Content warning for character death. Sapphic literary fiction set in Ireland during the Spanish Flu pandemic in the early 20th century. Reading it while still in the midst of Covid is unsettling in the parallels. (The novel was written prior to Covid but was expedited to release once the pandemic started.) The story spans only a few days in the life of a nurse in a combination flu/maternity ward and packs a lot of drama into that short period. One of the many sub-themes is harsh criticism of the treatment of unwed mothers and their children. This was a hard and painful book to read, but pandemics aren’t exactly a bed of roses to live through—or die in.

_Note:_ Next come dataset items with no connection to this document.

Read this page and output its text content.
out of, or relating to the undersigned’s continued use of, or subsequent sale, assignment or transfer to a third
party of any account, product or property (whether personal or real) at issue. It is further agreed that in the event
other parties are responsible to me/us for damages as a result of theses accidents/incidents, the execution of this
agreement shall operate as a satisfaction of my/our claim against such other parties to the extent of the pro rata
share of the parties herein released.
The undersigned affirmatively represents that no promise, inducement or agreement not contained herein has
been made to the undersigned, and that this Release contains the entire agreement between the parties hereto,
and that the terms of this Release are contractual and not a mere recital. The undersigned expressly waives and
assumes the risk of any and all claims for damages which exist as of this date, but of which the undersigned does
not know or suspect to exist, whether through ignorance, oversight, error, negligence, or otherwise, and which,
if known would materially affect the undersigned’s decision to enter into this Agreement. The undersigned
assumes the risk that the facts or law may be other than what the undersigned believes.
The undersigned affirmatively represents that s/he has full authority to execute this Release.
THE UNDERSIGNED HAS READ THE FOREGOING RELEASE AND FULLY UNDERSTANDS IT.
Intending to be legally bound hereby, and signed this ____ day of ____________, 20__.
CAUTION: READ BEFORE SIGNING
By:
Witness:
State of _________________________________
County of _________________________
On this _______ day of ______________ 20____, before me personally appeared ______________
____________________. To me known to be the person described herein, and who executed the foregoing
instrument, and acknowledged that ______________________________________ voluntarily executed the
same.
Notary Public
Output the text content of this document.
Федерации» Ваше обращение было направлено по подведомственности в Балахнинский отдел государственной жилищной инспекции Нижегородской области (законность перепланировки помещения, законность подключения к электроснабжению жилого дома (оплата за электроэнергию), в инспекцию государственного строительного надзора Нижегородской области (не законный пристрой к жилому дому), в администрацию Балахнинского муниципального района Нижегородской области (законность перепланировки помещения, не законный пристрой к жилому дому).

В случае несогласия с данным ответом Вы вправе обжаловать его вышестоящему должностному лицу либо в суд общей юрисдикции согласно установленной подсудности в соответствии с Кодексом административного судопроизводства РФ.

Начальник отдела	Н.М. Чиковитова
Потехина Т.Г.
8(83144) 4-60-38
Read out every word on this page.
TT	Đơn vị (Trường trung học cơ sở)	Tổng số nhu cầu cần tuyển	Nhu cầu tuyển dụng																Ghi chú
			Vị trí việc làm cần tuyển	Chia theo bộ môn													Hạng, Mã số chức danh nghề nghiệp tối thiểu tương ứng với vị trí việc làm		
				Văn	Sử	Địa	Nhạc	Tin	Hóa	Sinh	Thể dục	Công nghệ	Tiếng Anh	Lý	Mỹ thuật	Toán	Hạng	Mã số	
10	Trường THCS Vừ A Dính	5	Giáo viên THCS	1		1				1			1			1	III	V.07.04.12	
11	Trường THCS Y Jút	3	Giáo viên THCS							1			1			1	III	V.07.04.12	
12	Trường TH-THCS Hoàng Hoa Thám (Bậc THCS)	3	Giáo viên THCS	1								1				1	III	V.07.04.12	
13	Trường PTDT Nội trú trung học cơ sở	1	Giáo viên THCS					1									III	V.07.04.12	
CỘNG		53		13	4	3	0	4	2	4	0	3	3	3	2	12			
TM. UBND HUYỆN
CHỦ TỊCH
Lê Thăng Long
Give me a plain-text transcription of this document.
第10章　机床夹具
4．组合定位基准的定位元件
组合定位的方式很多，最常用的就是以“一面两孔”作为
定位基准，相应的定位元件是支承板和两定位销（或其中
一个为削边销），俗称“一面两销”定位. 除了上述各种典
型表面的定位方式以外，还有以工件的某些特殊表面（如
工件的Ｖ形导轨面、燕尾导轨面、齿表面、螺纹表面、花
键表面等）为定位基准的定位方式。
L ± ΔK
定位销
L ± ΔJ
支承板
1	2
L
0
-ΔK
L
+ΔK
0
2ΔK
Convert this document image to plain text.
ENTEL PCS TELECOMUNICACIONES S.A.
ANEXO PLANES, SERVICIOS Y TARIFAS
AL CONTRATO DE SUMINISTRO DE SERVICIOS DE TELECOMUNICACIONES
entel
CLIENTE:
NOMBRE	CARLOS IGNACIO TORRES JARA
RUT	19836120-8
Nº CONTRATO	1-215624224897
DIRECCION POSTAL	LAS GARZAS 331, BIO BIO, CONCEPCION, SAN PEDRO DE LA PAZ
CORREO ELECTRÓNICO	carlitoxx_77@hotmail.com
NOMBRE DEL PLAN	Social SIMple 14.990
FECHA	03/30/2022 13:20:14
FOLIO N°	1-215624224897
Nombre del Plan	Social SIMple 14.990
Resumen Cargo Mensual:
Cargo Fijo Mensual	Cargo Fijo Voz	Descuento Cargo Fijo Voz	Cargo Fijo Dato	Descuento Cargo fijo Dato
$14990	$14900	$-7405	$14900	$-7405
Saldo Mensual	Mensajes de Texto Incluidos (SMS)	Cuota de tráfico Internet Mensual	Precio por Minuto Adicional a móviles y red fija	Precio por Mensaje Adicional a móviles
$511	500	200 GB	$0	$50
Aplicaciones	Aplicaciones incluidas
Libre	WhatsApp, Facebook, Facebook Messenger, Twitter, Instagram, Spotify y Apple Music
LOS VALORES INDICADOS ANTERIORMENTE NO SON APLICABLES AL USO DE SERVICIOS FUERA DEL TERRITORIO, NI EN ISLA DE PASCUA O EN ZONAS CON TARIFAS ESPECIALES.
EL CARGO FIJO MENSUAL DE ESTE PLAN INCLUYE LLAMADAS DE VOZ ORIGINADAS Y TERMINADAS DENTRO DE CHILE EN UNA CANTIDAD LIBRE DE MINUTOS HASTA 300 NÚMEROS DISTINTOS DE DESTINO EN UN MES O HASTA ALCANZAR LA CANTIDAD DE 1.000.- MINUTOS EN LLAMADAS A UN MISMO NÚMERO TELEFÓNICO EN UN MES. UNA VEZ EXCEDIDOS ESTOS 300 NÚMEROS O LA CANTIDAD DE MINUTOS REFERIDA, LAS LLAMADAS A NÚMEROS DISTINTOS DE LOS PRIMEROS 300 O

A Tempest at Sea (Lady Sherlock #7) by Sherry Thomas - audio

The latest installment in Sherry Thomas’s “Lady Sherlock” series. This one follows the pattern set previously with a lot of non-linear storytelling, unreliable narrators, and revisiting key scenes from different points of view to gradually unlock the story. This particular method of building a mystery story may not be to everyone’s taste, but it’s absolute catnip for me. This is a sort of locked room mystery on board a ship, with Charlotte Holmes spending the entire story arc in disguise. The various twists are satisfying as identities and motives are sorted out. And, as in previous books in the series, the casual inclusion of historically-appropriate queer characters makes me feel much at home even without any central queer romance.

The Fifth Season by N.K. Jemisin - audio

Wow. This is every bit as amazing as the series’ 3 Hugo awards indicate. I’d been putting this book off due to reviews indicating that it was dark and traumatic. Those reviews weren’t wrong, but the flavor of the darkness wasn’t the sort that booted me out of the story. The premise involves a world of massive seismic activity, whose inhabitants include people who can psychically control or manipulate that seismic activity and who thus become pawns or scapegoats in the politics of how to maintain civilization during the periodic ecological collapses resulting from quake and eruptions.

Did you think I'd forgotten how to read books on the page? Though, to be sure, the audiobooks still outnumber the texts. About half the audiobooks in this group are the sort I'll binge-listen to in a single gulp, while the other half get stretched out across bike rides and commutes. (I went back to working in Berkeley one day a week starting November 2022, and it's amazing how much more patient I am with the commute when I'm in the middle of an audiobook.)